En effet les tenants de ce courant ont effectué différentes études sur les aptitudes mentales pour essayer de démontrer que celles-ci sont tributaires des systèmes du "réflexe conditionnel".

Pour mieux comprendre les idées clés de ce courant, nous essayons de simplifier ses concepts essentiels par des exemples illustratifs :

   Si un léger courant électrique touche notre main, nous réagirons à ce stimulus en retirant notre main. Cette réaction est un "réflexe" inné. Mais si au moment où le courant touche notre main, le tintement d’une cloche est déclenché simultanément, et que cela se reproduit plus d’une fois, nous réagirons de la même façon (retrait de la main), au tintement de la cloche lors bien même qu’il n’y a pas de courant électrique. Notre réaction s’explique ici par l’association ou le lien entre le tintement et le courant électrique. Notre réaction dans ce second cas de figure s’appelle "réflexe conditionné" : c’est-à-dire que c’est un processus "psychique" dans lequel le sensoriel (le courant électrique) est conditionné par ce qui est "psychique". En d’autres termes, le tintement, un trait psychique, est devenu le signal indicateur d’un trait sensoriel (sensitif, sensible).1

   Et lorsque nous utilisons un signal verbal (c’est-à-dire la prononciation du mot cloche) ou graphique (l’écriture ou la transcription de ce mot), nous aurons la même réaction (le retrait de la main), étant donné que le mot prononcé ou écrit constitue un symbole du tintement de la cloche. Ce conditionnement est dénommé "le système de signaux secondaires", en référence au système des signaux premiers.

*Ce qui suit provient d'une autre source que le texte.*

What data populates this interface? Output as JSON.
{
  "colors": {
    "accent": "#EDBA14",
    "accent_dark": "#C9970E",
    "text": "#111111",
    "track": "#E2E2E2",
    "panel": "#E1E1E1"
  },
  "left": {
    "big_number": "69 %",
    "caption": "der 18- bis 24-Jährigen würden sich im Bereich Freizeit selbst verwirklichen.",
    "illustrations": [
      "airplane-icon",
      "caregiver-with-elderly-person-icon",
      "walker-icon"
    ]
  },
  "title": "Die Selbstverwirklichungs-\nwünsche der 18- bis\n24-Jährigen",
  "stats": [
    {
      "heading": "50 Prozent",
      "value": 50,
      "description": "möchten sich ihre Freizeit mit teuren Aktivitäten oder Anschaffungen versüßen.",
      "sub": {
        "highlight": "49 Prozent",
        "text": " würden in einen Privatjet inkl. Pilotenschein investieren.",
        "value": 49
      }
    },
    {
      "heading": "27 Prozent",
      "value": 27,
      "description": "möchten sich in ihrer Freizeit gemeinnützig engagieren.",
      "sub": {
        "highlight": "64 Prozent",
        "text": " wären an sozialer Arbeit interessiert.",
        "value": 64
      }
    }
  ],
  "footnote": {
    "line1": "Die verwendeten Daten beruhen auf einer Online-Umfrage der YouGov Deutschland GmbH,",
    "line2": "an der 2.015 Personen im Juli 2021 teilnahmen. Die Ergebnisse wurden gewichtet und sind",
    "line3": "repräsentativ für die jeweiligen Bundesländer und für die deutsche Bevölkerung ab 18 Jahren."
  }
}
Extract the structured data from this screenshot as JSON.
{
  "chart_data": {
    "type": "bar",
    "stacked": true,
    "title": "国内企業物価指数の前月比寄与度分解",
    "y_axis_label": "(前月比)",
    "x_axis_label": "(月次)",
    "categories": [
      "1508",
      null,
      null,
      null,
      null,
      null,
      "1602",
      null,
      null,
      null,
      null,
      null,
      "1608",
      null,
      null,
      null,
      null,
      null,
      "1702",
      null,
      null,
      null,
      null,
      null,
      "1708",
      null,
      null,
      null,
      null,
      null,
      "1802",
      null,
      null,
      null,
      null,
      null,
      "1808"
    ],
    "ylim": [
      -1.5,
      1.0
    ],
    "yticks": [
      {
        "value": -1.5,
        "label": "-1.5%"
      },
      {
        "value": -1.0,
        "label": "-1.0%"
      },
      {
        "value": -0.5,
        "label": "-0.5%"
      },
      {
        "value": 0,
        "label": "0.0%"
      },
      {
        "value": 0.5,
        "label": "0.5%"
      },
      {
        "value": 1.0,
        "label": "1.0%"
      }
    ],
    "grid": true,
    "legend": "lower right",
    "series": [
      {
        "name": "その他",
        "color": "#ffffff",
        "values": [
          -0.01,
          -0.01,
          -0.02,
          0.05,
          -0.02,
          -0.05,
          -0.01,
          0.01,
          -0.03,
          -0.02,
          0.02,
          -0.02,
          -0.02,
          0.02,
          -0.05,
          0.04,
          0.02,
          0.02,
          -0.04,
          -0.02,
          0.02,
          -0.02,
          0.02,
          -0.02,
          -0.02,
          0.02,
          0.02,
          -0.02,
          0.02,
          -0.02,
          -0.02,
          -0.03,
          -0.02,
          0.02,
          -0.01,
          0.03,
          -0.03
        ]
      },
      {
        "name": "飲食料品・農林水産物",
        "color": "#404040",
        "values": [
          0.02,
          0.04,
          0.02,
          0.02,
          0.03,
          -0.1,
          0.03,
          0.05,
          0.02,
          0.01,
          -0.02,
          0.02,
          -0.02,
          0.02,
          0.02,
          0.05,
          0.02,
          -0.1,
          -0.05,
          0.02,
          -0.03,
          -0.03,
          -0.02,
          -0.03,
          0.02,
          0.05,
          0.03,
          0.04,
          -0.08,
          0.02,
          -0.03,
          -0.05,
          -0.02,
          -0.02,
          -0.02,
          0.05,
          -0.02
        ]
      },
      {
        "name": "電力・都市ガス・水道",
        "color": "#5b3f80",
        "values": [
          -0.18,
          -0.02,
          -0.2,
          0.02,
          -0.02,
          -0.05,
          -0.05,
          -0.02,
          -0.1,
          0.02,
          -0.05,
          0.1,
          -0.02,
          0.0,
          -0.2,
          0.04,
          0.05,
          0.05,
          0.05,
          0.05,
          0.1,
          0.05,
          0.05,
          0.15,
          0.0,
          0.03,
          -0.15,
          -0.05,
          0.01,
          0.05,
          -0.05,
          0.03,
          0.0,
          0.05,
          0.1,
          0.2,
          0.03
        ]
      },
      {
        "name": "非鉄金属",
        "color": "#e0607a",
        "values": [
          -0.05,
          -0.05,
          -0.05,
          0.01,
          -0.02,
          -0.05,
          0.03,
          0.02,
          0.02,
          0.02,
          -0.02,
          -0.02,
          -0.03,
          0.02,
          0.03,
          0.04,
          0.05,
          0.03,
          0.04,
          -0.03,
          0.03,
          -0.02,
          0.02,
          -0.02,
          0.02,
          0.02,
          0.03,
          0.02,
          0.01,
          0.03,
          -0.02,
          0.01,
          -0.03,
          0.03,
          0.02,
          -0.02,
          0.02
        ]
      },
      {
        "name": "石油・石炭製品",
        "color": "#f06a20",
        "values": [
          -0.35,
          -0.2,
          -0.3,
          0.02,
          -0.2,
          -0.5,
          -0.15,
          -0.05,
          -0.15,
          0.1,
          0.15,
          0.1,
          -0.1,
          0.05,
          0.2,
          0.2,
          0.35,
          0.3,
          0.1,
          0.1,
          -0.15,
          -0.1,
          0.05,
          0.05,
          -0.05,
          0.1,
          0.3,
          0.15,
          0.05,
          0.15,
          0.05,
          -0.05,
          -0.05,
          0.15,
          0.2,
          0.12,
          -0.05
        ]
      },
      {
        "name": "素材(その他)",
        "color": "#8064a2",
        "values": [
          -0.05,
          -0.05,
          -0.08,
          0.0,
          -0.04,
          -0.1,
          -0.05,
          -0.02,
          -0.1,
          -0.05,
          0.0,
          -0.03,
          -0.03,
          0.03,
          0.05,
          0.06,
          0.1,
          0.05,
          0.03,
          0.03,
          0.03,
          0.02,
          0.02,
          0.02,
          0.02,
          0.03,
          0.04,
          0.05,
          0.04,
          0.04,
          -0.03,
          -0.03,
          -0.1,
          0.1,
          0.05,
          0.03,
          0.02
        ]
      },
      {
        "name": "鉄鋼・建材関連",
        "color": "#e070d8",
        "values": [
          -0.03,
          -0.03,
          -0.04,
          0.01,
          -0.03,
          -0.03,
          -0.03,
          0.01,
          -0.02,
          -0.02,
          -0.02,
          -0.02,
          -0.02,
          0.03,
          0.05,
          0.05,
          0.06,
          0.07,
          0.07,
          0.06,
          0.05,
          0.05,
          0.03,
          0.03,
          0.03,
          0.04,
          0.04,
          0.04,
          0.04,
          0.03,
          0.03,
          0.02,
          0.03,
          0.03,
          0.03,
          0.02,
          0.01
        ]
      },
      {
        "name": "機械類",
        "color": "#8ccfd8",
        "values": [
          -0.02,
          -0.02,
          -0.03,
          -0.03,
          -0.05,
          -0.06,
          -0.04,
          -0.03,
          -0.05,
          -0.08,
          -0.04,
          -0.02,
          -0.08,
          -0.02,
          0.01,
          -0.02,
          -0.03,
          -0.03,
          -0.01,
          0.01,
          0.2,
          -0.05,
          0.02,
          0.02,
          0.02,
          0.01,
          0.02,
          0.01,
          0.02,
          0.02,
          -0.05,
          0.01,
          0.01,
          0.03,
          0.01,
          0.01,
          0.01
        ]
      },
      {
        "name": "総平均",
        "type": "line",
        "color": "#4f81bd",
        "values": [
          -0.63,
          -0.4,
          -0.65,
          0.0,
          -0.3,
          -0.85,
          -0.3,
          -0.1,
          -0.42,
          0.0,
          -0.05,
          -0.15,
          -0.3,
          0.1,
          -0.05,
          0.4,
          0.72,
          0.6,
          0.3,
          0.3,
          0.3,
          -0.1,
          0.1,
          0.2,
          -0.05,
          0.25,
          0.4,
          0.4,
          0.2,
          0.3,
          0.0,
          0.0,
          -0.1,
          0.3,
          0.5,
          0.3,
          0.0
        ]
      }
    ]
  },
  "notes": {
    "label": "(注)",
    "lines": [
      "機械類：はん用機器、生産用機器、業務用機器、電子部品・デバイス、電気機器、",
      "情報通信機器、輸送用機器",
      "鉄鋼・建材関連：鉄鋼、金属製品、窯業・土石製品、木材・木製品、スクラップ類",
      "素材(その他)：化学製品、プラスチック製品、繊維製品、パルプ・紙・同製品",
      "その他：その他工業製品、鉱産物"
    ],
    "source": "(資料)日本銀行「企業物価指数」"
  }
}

Cette notion essentielle de réflexe conditionné nous permet de mieux comprendre la raison pour laquelle le courant de conditionnement présume que les activités mentales sont acquises et non héréditaires.

   Pour corroborer leur thèse, les tenants de ce courant se sont appuyés sur les expériences faites sur des enfants qui ont perdu le sens des rythmes ou chez qui ce sens est défaillant. Après avoir été soumis à plusieurs stages d’entraînement, les dits enfants ont obtenu des résultats positifs. Les expérimentateurs en ont conclu que le sens des rythmes est engendré par des associations de sons qui représentent des réponses à des stimulus sonores "composés" dans lesquels la gamme du son est le stimulus le plus fort, ce qui signifierait que ce phénomène repose totalement sur le réflexe conditionné, lequel est un élément psychique purement environnemental.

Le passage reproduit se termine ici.